Question

The total number of 9 – digit numbers of different digits is
(a) \[10\left( 9! \right)\]
(b) \[8\left( 9! \right)\]
(c) \[9\left( 9! \right)\]
(d) None of these.

Answer 1

Hint: We solve this problem by using the permutations. We have 10 digits from 0 to 9. We need to place these 10 digits in nine places to get a 9 – digit number keeping in mind that the first digit should not be zero because a number does not start with 0.

Complete step-by-step answer:
We are asked to find the number of 9 – digit numbers of different digits.
Let us assume that there are 9 boxes representing 9 places of 9 – digit numbers.

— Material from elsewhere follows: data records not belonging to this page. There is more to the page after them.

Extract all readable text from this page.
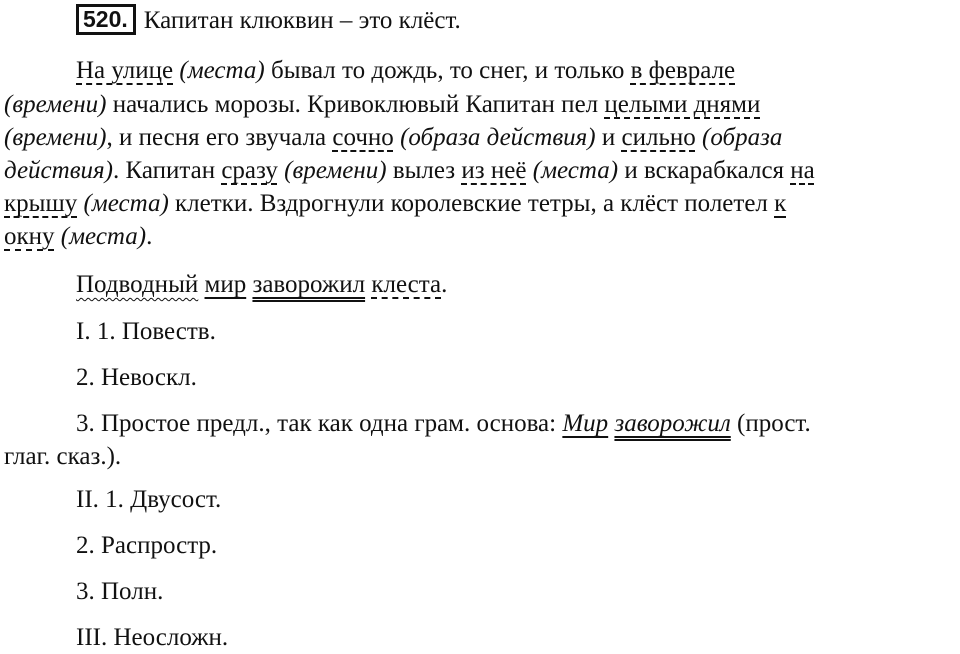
520. Капитан клюквин – это клёст.
На улице (места) бывал то дождь, то снег, и только в феврале
(времени) начались морозы. Кривоклювый Капитан пел целыми днями
(времени), и песня его звучала сочно (образа действия) и сильно (образа
действия). Капитан сразу (времени) вылез из неё (места) и вскарабкался на
крышу (места) клетки. Вздрогнули королевские тетры, а клёст полетел к
окну (места).
Подводный мир заворожил клеста.
I. 1. Повеств.
2. Невоскл.
3. Простое предл., так как одна грам. основа: Мир заворожил (прост.
глаг. сказ.).
II. 1. Двусост.
2. Распростр.
3. Полн.
III. Неосложн.
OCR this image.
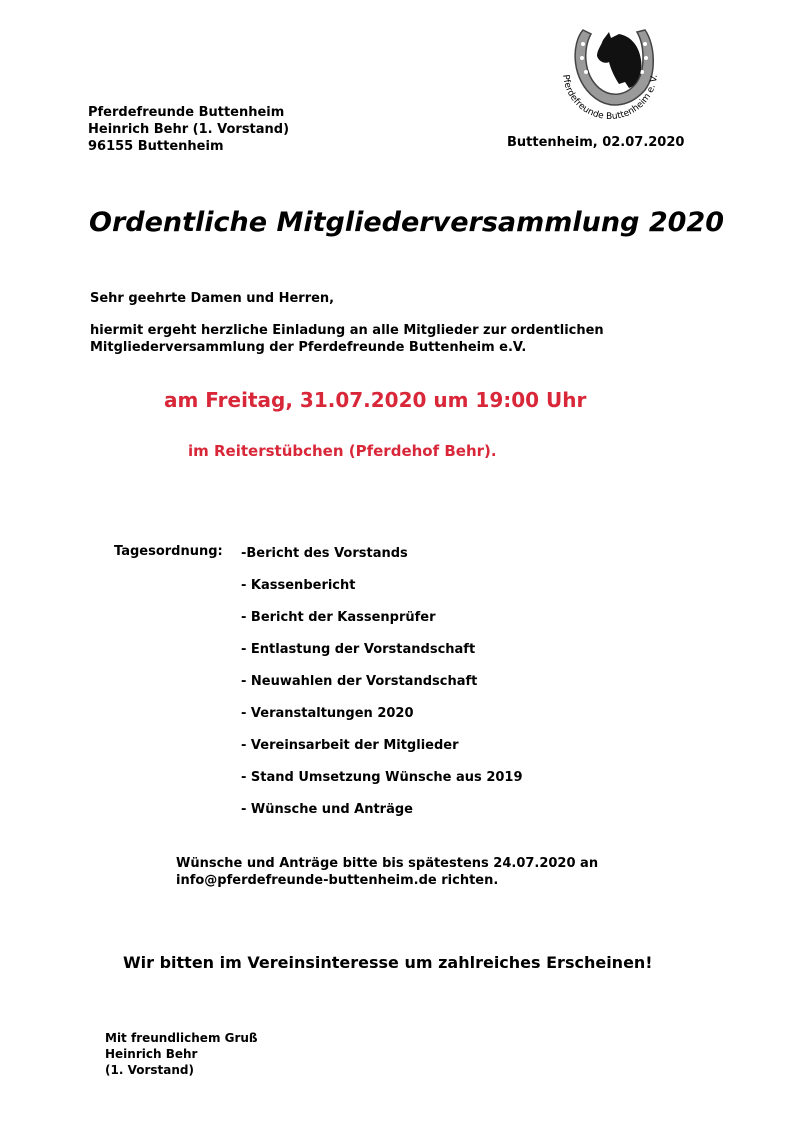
Pferdefreunde Buttenheim e. V.
Pferdefreunde Buttenheim
Heinrich Behr (1. Vorstand)
96155 Buttenheim	Buttenheim, 02.07.2020
Ordentliche Mitgliederversammlung 2020
Sehr geehrte Damen und Herren,
hiermit ergeht herzliche Einladung an alle Mitglieder zur ordentlichen
Mitgliederversammlung der Pferdefreunde Buttenheim e.V.
am Freitag, 31.07.2020 um 19:00 Uhr
im Reiterstübchen (Pferdehof Behr).
Tagesordnung: -Bericht des Vorstands
- Kassenbericht
- Bericht der Kassenprüfer
- Entlastung der Vorstandschaft
- Neuwahlen der Vorstandschaft
- Veranstaltungen 2020
- Vereinsarbeit der Mitglieder
- Stand Umsetzung Wünsche aus 2019
- Wünsche und Anträge
Wünsche und Anträge bitte bis spätestens 24.07.2020 an
info@pferdefreunde-buttenheim.de richten.
Wir bitten im Vereinsinteresse um zahlreiches Erscheinen!
Mit freundlichem Gruß
Heinrich Behr
(1. Vorstand)
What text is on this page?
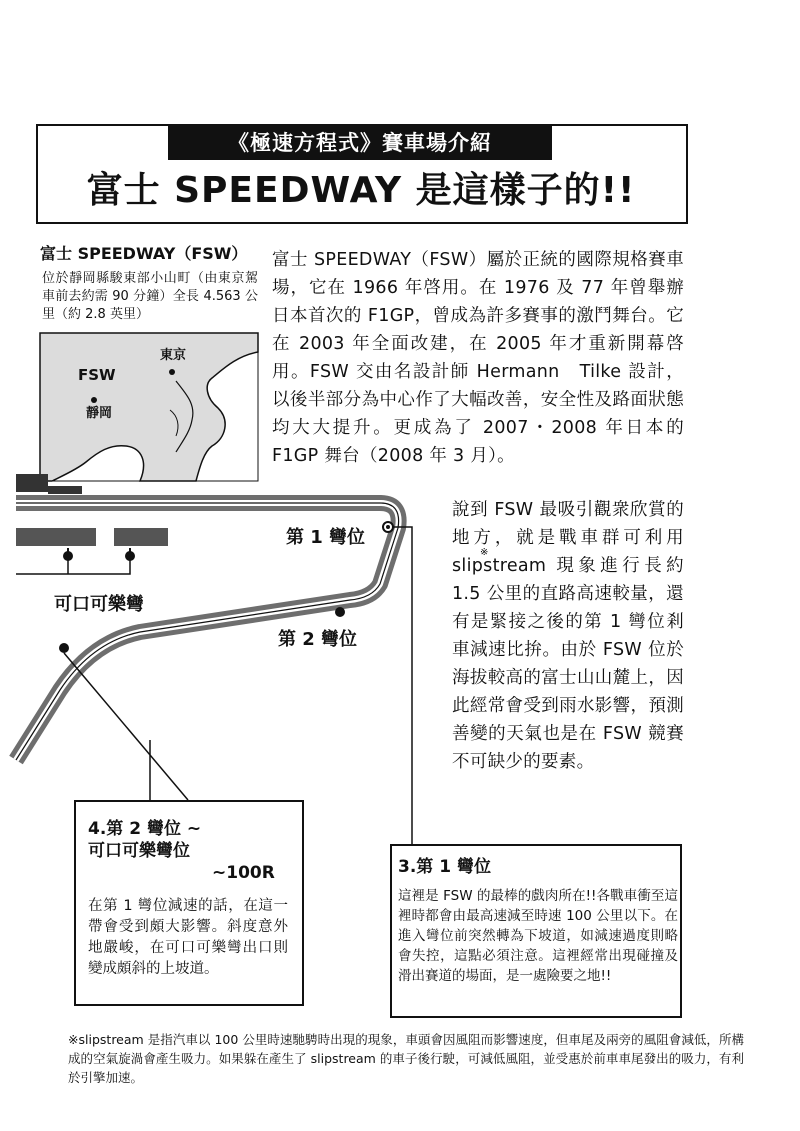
《極速方程式》賽車場介紹
富士 SPEEDWAY 是這樣子的!!
富士 SPEEDWAY（FSW）
位於靜岡縣駿東部小山町（由東京駕車前去約需 90 分鐘）全長 4.563 公里（約 2.8 英里）
東京
FSW
靜岡
富士 SPEEDWAY（FSW）屬於正統的國際規格賽車場，它在 1966 年啓用。在 1976 及 77 年曾舉辦日本首次的 F1GP，曾成為許多賽事的激鬥舞台。它在 2003 年全面改建，在 2005 年才重新開幕啓用。FSW 交由名設計師 Hermann　Tilke 設計，以後半部分為中心作了大幅改善，安全性及路面狀態均大大提升。更成為了 2007・2008 年日本的 F1GP 舞台（2008 年 3 月）。
說到 FSW 最吸引觀衆欣賞的地方，就是戰車群可利用 slipstream 現象進行長約 1.5 公里的直路高速較量，還有是緊接之後的第 1 彎位剎車減速比拚。由於 FSW 位於海拔較高的富士山山麓上，因此經常會受到雨水影響，預測善變的天氣也是在 FSW 競賽不可缺少的要素。
※
第 1 彎位
第 2 彎位
可口可樂彎
4.第 2 彎位 ~
可口可樂彎位
~100R
在第 1 彎位減速的話，在這一帶會受到頗大影響。斜度意外地嚴峻，在可口可樂彎出口則變成頗斜的上坡道。
3.第 1 彎位
這裡是 FSW 的最棒的戲肉所在!!各戰車衝至這裡時都會由最高速減至時速 100 公里以下。在進入彎位前突然轉為下坡道，如減速過度則略會失控，這點必須注意。這裡經常出現碰撞及滑出賽道的場面，是一處險要之地!!
※slipstream 是指汽車以 100 公里時速馳騁時出現的現象，車頭會因風阻而影響速度，但車尾及兩旁的風阻會減低，所構成的空氣旋渦會產生吸力。如果躲在產生了 slipstream 的車子後行駛，可減低風阻，並受惠於前車車尾發出的吸力，有利於引擎加速。
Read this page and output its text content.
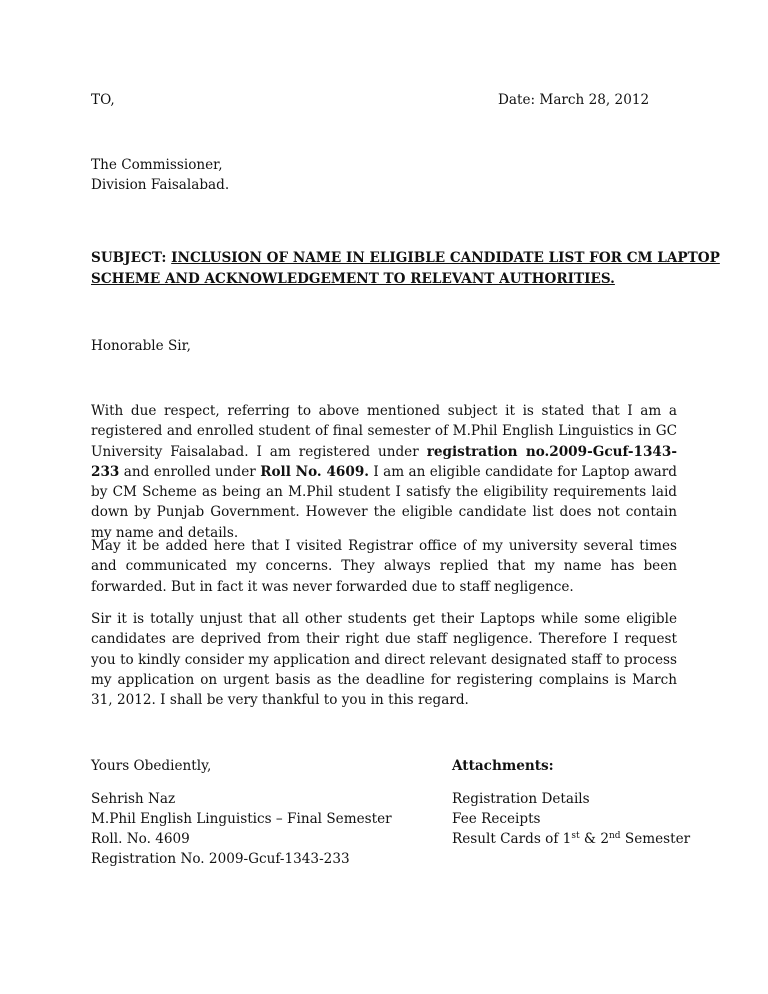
TO,	Date: March 28, 2012
The Commissioner,
Division Faisalabad.
SUBJECT: INCLUSION OF NAME IN ELIGIBLE CANDIDATE LIST FOR CM LAPTOP
SCHEME AND ACKNOWLEDGEMENT TO RELEVANT AUTHORITIES.
Honorable Sir,

With due respect, referring to above mentioned subject it is stated that I am a registered and enrolled student of final semester of M.Phil English Linguistics in GC University Faisalabad. I am registered under registration no.2009-Gcuf-1343-233 and enrolled under Roll No. 4609. I am an eligible candidate for Laptop award by CM Scheme as being an M.Phil student I satisfy the eligibility requirements laid down by Punjab Government. However the eligible candidate list does not contain my name and details.

May it be added here that I visited Registrar office of my university several times and communicated my concerns. They always replied that my name has been forwarded. But in fact it was never forwarded due to staff negligence.

Sir it is totally unjust that all other students get their Laptops while some eligible candidates are deprived from their right due staff negligence. Therefore I request you to kindly consider my application and direct relevant designated staff to process my application on urgent basis as the deadline for registering complains is March 31, 2012. I shall be very thankful to you in this regard.

Yours Obediently,
Sehrish Naz
M.Phil English Linguistics – Final Semester
Roll. No. 4609
Registration No. 2009-Gcuf-1343-233
Attachments:
Registration Details
Fee Receipts
Result Cards of 1st & 2nd Semester
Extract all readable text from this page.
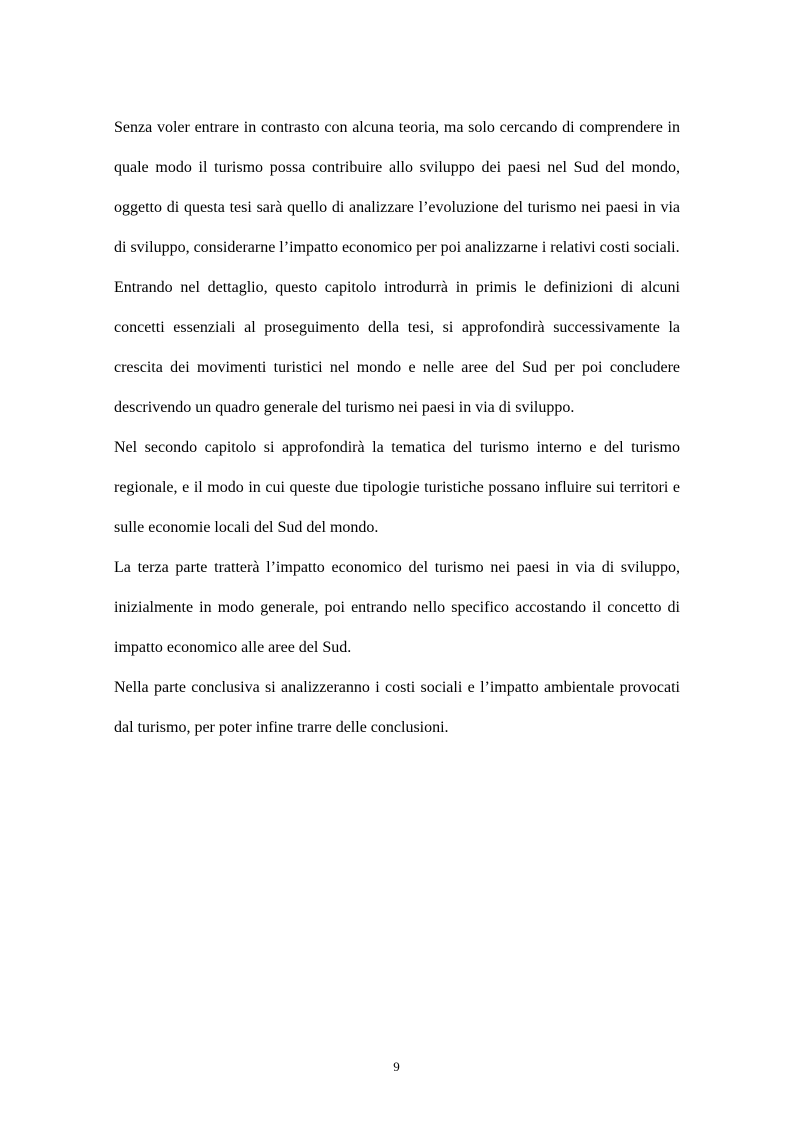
Senza voler entrare in contrasto con alcuna teoria, ma solo cercando di comprendere in quale modo il turismo possa contribuire allo sviluppo dei paesi nel Sud del mondo, oggetto di questa tesi sarà quello di analizzare l’evoluzione del turismo nei paesi in via di sviluppo, considerarne l’impatto economico per poi analizzarne i relativi costi sociali.

Entrando nel dettaglio, questo capitolo introdurrà in primis le definizioni di alcuni concetti essenziali al proseguimento della tesi, si approfondirà successivamente la crescita dei movimenti turistici nel mondo e nelle aree del Sud per poi concludere descrivendo un quadro generale del turismo nei paesi in via di sviluppo.

Nel secondo capitolo si approfondirà la tematica del turismo interno e del turismo regionale, e il modo in cui queste due tipologie turistiche possano influire sui territori e sulle economie locali del Sud del mondo.

La terza parte tratterà l’impatto economico del turismo nei paesi in via di sviluppo, inizialmente in modo generale, poi entrando nello specifico accostando il concetto di impatto economico alle aree del Sud.

Nella parte conclusiva si analizzeranno i costi sociali e l’impatto ambientale provocati dal turismo, per poter infine trarre delle conclusioni.

9
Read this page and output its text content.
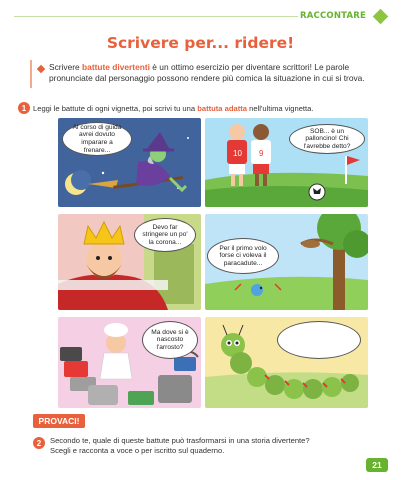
RACCONTARE
Scrivere per... ridere!

Scrivere battute divertenti è un ottimo esercizio per diventare scrittori! Le parole pronunciate dal personaggio possono rendere più comica la situazione in cui si trova.

1 Leggi le battute di ogni vignetta, poi scrivi tu una battuta adatta nell'ultima vignetta.

Al corso di guida avrei dovuto imparare a frenare...	10 9
SOB... è un palloncino! Chi l'avrebbe detto?
Devo far stringere un po' la corona...
Per il primo volo forse ci voleva il paracadute...
Ma dove si è nascosto l'arrosto?
PROVACI!
2	Secondo te, quale di queste battute può trasformarsi in una storia divertente?
Scegli e racconta a voce o per iscritto sul quaderno.
21
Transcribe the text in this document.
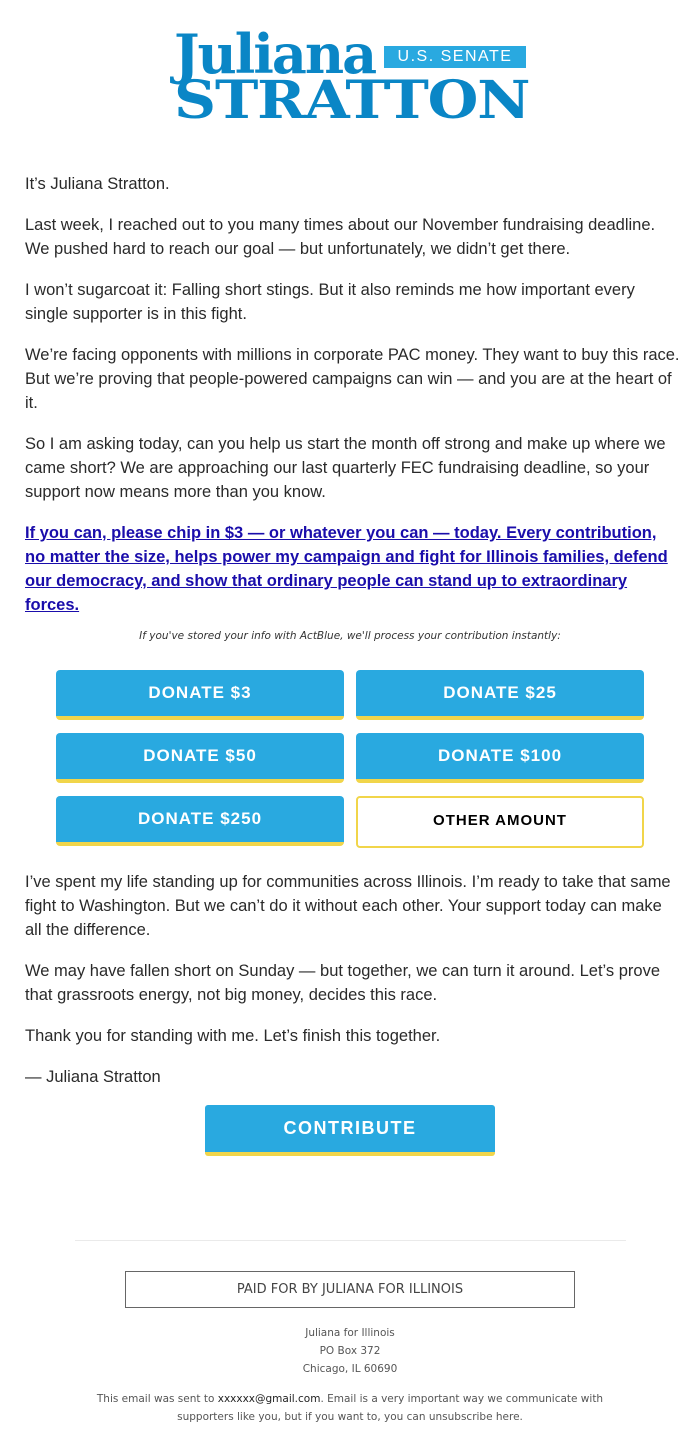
Juliana	U.S. SENATE
STRATTON

It’s Juliana Stratton.

Last week, I reached out to you many times about our November fundraising deadline. We pushed hard to reach our goal — but unfortunately, we didn’t get there.

I won’t sugarcoat it: Falling short stings. But it also reminds me how important every single supporter is in this fight.

We’re facing opponents with millions in corporate PAC money. They want to buy this race. But we’re proving that people-powered campaigns can win — and you are at the heart of it.

So I am asking today, can you help us start the month off strong and make up where we came short? We are approaching our last quarterly FEC fundraising deadline, so your support now means more than you know.

If you can, please chip in $3 — or whatever you can — today. Every contribution, no matter the size, helps power my campaign and fight for Illinois families, defend our democracy, and show that ordinary people can stand up to extraordinary forces.

If you've stored your info with ActBlue, we'll process your contribution instantly:
DONATE $3	DONATE $25
DONATE $50	DONATE $100
DONATE $250	OTHER AMOUNT

I’ve spent my life standing up for communities across Illinois. I’m ready to take that same fight to Washington. But we can’t do it without each other. Your support today can make all the difference.

We may have fallen short on Sunday — but together, we can turn it around. Let’s prove that grassroots energy, not big money, decides this race.

Thank you for standing with me. Let’s finish this together.

— Juliana Stratton

CONTRIBUTE
PAID FOR BY JULIANA FOR ILLINOIS
Juliana for Illinois
PO Box 372
Chicago, IL 60690
This email was sent to xxxxxx@gmail.com. Email is a very important way we communicate with supporters like you, but if you want to, you can unsubscribe here.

We know that there are 10 digits ranging from 0 to 9.
We know that any number does not start with 0.
So, we can say that the first box have 9 possibilities
We are given that the digit should not be repeated. So, the second place has 9 possibilities assuming one digit has already occupied first place and 0 can be placed in second place.
Now, we can say that the third place has 8 possibilities.
Similarly, we can say that fourth place has 7 possibilities and so on.
Now, let us write the number of possibilities in each box as follows

Now that total number of possibilities is found by multiplying all the possibilities as follows
 \[\begin{align}
  & \Rightarrow N=9\left( 9\times 8\times 7\times 6\times 5\times 4\times 3\times 2 \right) \\
 & \Rightarrow N=9\left( 9! \right) \\
\end{align}\]
Therefore, we can say that there are a total of \[9\left( 9! \right)\]number of 9 – digit numbers of different digits.
So, option (c) is the correct answer.

So, the correct answer is “Option (c)”.

Note: Students will make mistakes in taking the possibilities of first place. There will be no number that starts with 0. If the 9 – digit number starts with 0 then it becomes 8 – digit number which is not required in this case. So, taking the total possibilities in the first place is very important in this problem. Only this part should be taken care of.